For $n \in \mathbb{N}$ let $f_n(x) := x^n \exp\left(-\frac{x^2}{2}\right)$. I want to prove that $A := \mathrm{span} \lbrace f_n: n \in \mathbb{N} \rbrace$ is dense in $L^2(\mathbb{R}^n)$.
Clearly, it would be enough to approximate charcteristic functions, but I am not quite sure how to go about this. Maybe $\displaystyle \sum_{n = 1}^\infty \frac{(-1)^n(x)^{2n}}{2 ^nn!} \rightarrow \exp\left(-\frac{x^2}{2}\right)$ pointwise helps...

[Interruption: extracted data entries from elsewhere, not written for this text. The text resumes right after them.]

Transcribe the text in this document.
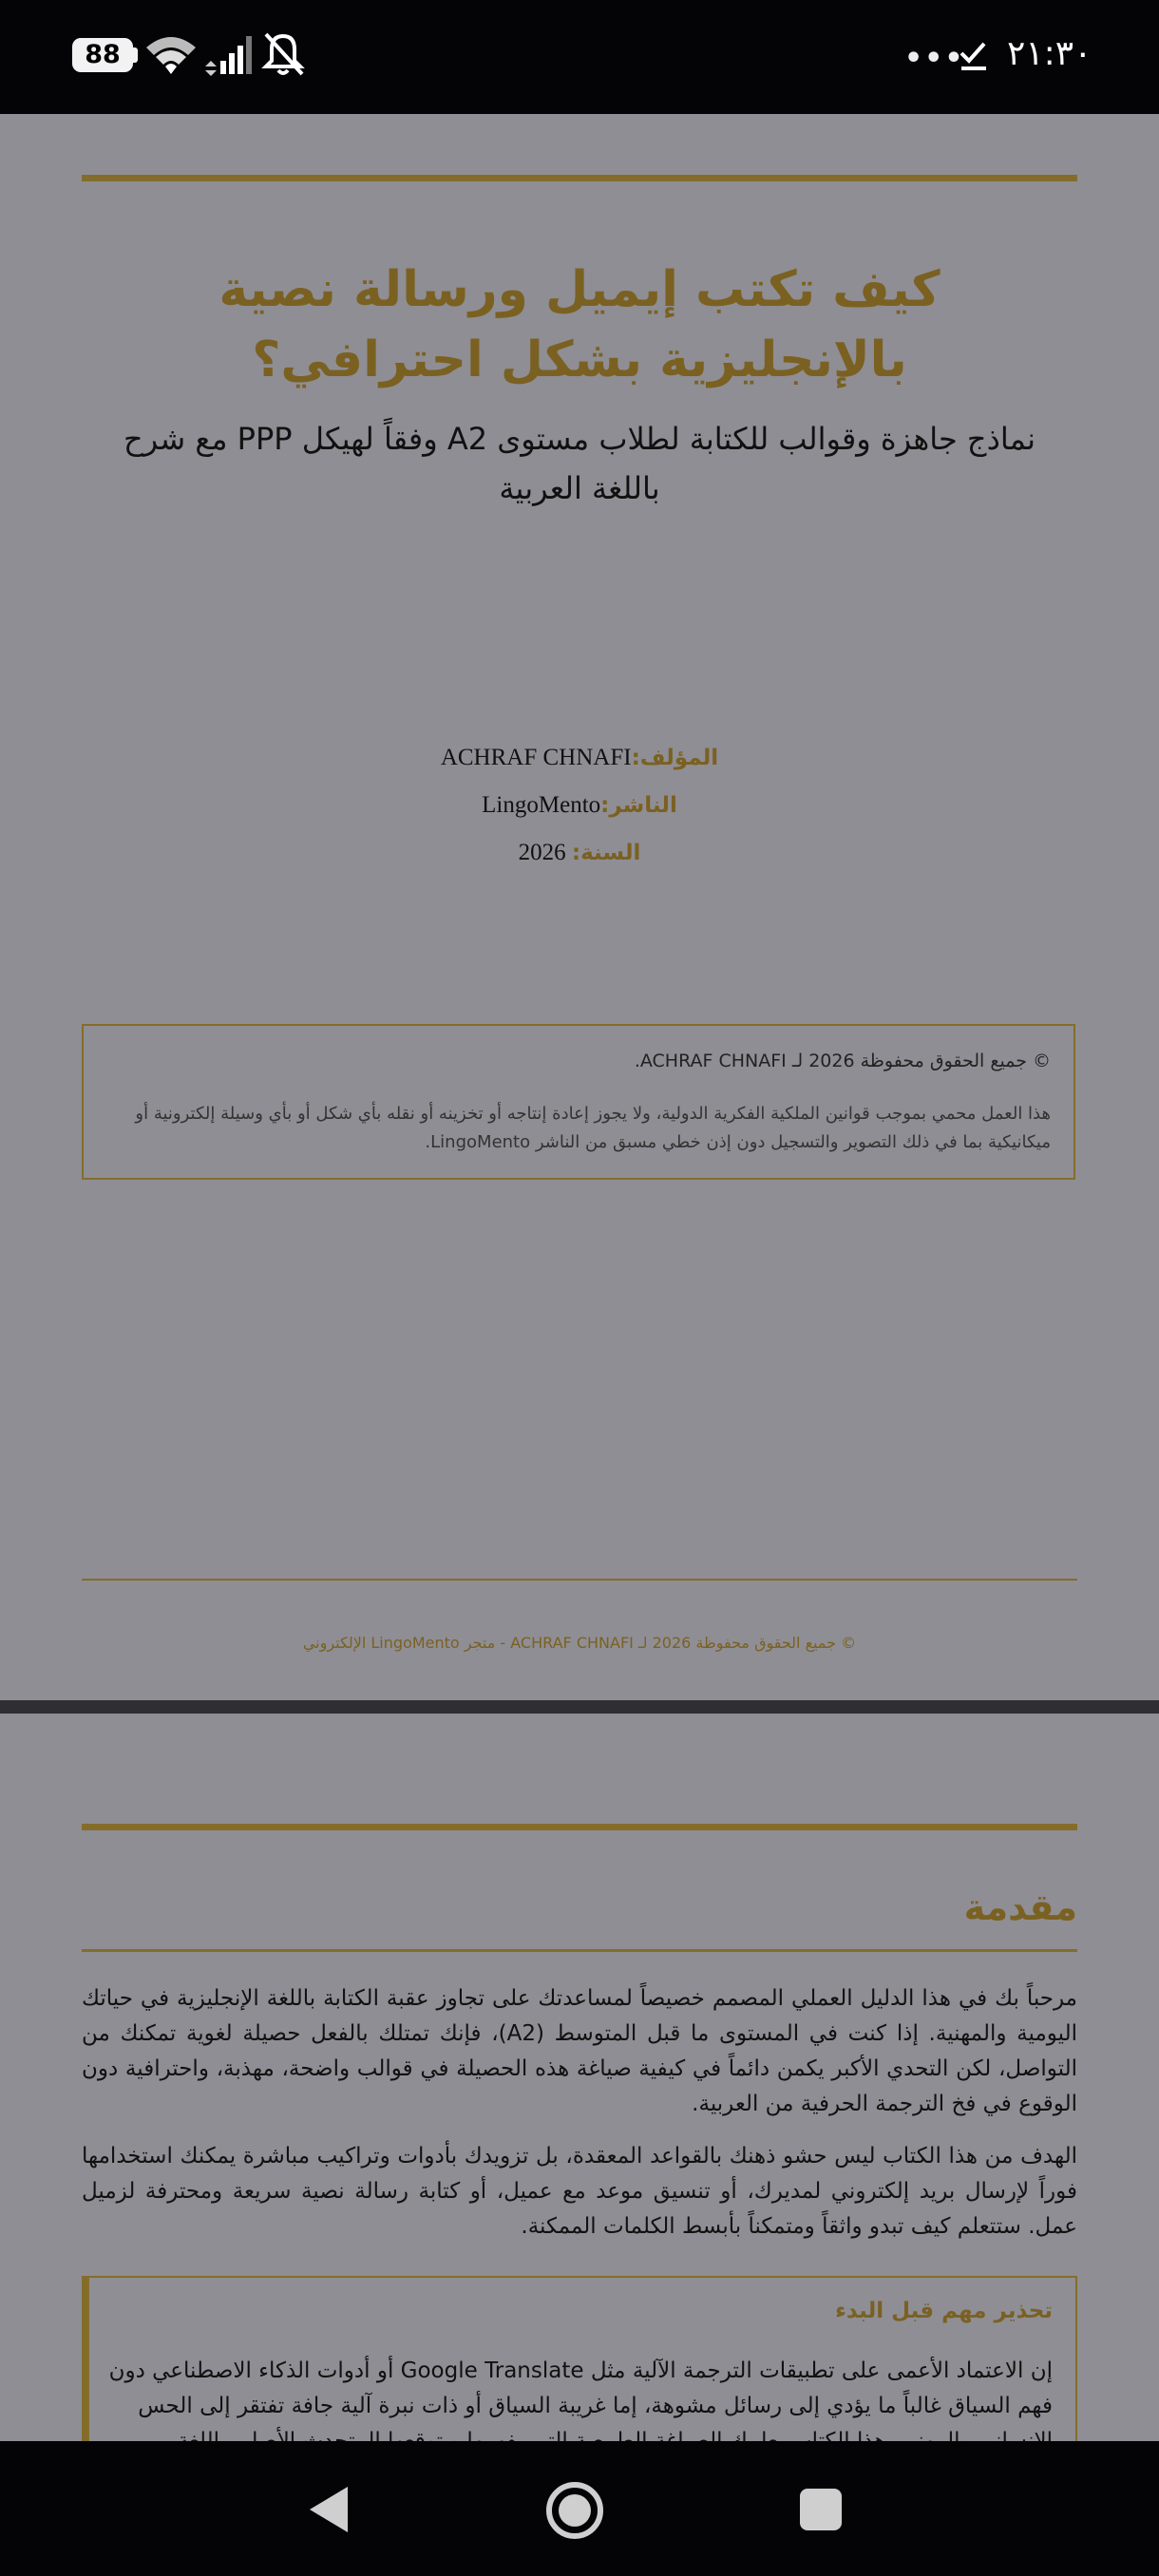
88	••• ٢١:٣٠
كيف تكتب إيميل ورسالة نصية
بالإنجليزية بشكل احترافي؟
نماذج جاهزة وقوالب للكتابة لطلاب مستوى A2 وفقاً لهيكل PPP مع شرح
باللغة العربية
المؤلف:ACHRAF CHNAFI
الناشر:LingoMento
السنة: 2026
© جميع الحقوق محفوظة 2026 لـ ACHRAF CHNAFI.
هذا العمل محمي بموجب قوانين الملكية الفكرية الدولية، ولا يجوز إعادة إنتاجه أو تخزينه أو نقله بأي شكل أو بأي وسيلة إلكترونية أو ميكانيكية بما في ذلك التصوير والتسجيل دون إذن خطي مسبق من الناشر LingoMento.
© جميع الحقوق محفوظة 2026 لـ ACHRAF CHNAFI - متجر LingoMento الإلكتروني
مقدمة
مرحباً بك في هذا الدليل العملي المصمم خصيصاً لمساعدتك على تجاوز عقبة الكتابة باللغة الإنجليزية في حياتك اليومية والمهنية. إذا كنت في المستوى ما قبل المتوسط (A2)، فإنك تمتلك بالفعل حصيلة لغوية تمكنك من التواصل، لكن التحدي الأكبر يكمن دائماً في كيفية صياغة هذه الحصيلة في قوالب واضحة، مهذبة، واحترافية دون الوقوع في فخ الترجمة الحرفية من العربية.
الهدف من هذا الكتاب ليس حشو ذهنك بالقواعد المعقدة، بل تزويدك بأدوات وتراكيب مباشرة يمكنك استخدامها فوراً لإرسال بريد إلكتروني لمديرك، أو تنسيق موعد مع عميل، أو كتابة رسالة نصية سريعة ومحترفة لزميل عمل. ستتعلم كيف تبدو واثقاً ومتمكناً بأبسط الكلمات الممكنة.
تحذير مهم قبل البدء
إن الاعتماد الأعمى على تطبيقات الترجمة الآلية مثل Google Translate أو أدوات الذكاء الاصطناعي دون فهم السياق غالباً ما يؤدي إلى رسائل مشوهة، إما غريبة السياق أو ذات نبرة آلية جافة تفتقر إلى الحس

Take $f \in L^2(\mathbb{R})$ such that : $$\forall n \geq 0, \quad \displaystyle\int_{\mathbb{R}} f(x) x^n e^{-\frac{x^2}2} dx = 0$$
We want to prove that $f = 0$ everywhere. Define :
$$\forall z \in \mathbb{C},\quad F(z) = \displaystyle\int_{\mathbb{R}} f(x) e^{izx} e^{-\frac{x^2}2} dx $$
We can prove that $F$ is an entire function and that $F^{(n)}(0) = i^n\displaystyle\int_{\mathbb{R}} f(x) x^n e^{-\frac{x^2}2} dx = 0$ for all $n \geq 0$. Thus, $F = 0$ on all $\mathbb{C}$ (by analyticity). But, $F$ restrited to $\mathbb{R}$ is the fourier transform of $x \mapsto f(x) e^{-x^2/2}$. By injectivity of the Fourier transform, $f(x) e^{-x^2/2} = 0$ for almost all $x \in \mathbb{R}$. Finally $f = 0$, and the subset is dense in $L^2(\mathbb{R})$.